USA: Carnajew zaczął odpowiadać na pytania
Podejrzany o przeprowadzenie zamachów w Bostonie Dżochar Carnajew odzyskał w niedzielę wieczorem przytomność i zaczął pisemnie odpowiadać na pytania - poinformowały niektóre amerykańskie media. Inne podają, że jest nadal nieprzytomny. FBI krytykowana jest za brak czujności.
Według telewizji NBC, powołującej się funkcjonariuszy federalnych, 19-letni Carnajew, mimo rany gardła uniemożliwiającej mu mówienie, zaczął odpowiadać na pytania.
Natomiast telewizja ABC twierdzi, że Carnajew odpowiada "sporadycznie" na piśmie. Śledczy usiłują dowiedzieć się czy on i jego starszy brat Tamerlan, który zginął w strzelaninie z policją, mieli wspólników oraz czy mieli jakieś inne bomby, których nie użyli.
Jednak według telewizji CNN, Carnajew został poddany intubacji i jest pod wpływem środków nasennych. Ma przebywać w tym samym szpitalu, w którym leczone są ofiary zamachów na mecie maratonu.
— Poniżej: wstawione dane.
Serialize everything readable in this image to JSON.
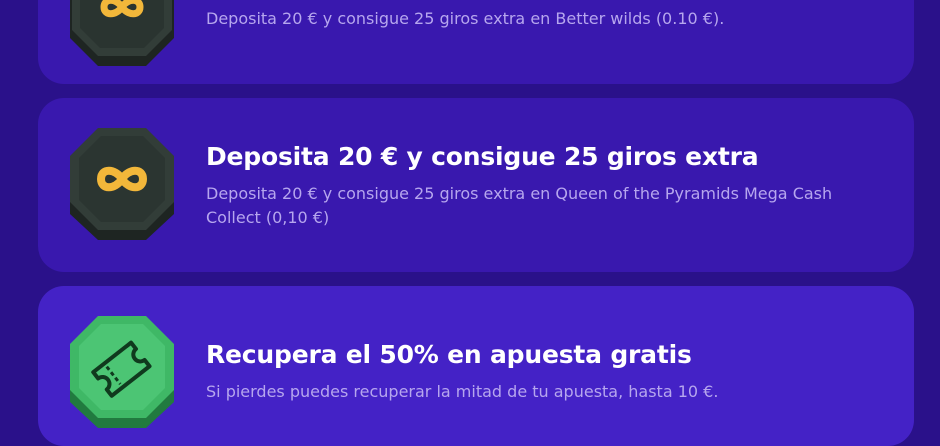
{
  "offers": [
    {
      "icon": "infinity-icon",
      "description": "Deposita 20 € y consigue 25 giros extra en Better wilds (0.10 €)."
    },
    {
      "icon": "infinity-icon",
      "title": "Deposita 20 € y consigue 25 giros extra",
      "description": "Deposita 20 € y consigue 25 giros extra en Queen of the Pyramids Mega Cash Collect (0,10 €)"
    },
    {
      "icon": "ticket-icon",
      "title": "Recupera el 50% en apuesta gratis",
      "description": "Si pierdes puedes recuperar la mitad de tu apuesta, hasta 10 €."
    }
  ],
  "colors": {
    "background": "#2a118a",
    "card": "#3918ae",
    "card_highlight": "#4422c6",
    "title_text": "#ffffff",
    "description_text": "#b6a6ee",
    "coin_dark": "#2f3a35",
    "coin_gold": "#f2b73a",
    "coin_green": "#3fb866"
  }
}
CBS twierdzi, że Carnajew został dwukrotnie ranny i stracił dużo krwi.
Wcześniej szef policji w Bostonie Ed Davis wyraził przekonanie, że bracia Carnajewowie dysponowali "bombami i granatami domowej roboty" i zamierzali dokonać dalszych zamachów.
Tymczasem Federalne Biuro Śledcze (FBI) znalazło się w niedzielę w ogniu krytyki za brak nadzoru nad Tamerlanem po jego powrocie do Bostonu z Rosji w lipcu ub. r. - Jest wiele pytań wymagających odpowiedzi. Dlaczego nie został przesłuchany po przyjeździe? I co się stało w Czeczenii, co mogło wpłynąć na jego radykalizację - powiedział demokratyczny senator Charles Schumer.
Według innego senatora Lindsaya Grahama, FBI "pominęło" kwestie, które powinny zwrócić jego uwagę. - On (Tamerlan) odwiedzał strony internetowe, na których mówi się o zabijaniu Amerykanów, wyraźnie formułował radykalne idee, odwiedzał rejony opanowane przez radykalizm islamski - wyliczał.
Władze rosyjskie oświadczyły w niedzielę, że nie znalazły żadnych związków między braćmi Carnajewami a rebeliantami kaukaskimi. AFP pisze, że dowództwo rebeliantów w Dagestanie opublikowało komunikat stwierdzający, że rebelianci "nie prowadzą działań militarnych przeciwko Stanom Zjednoczonym".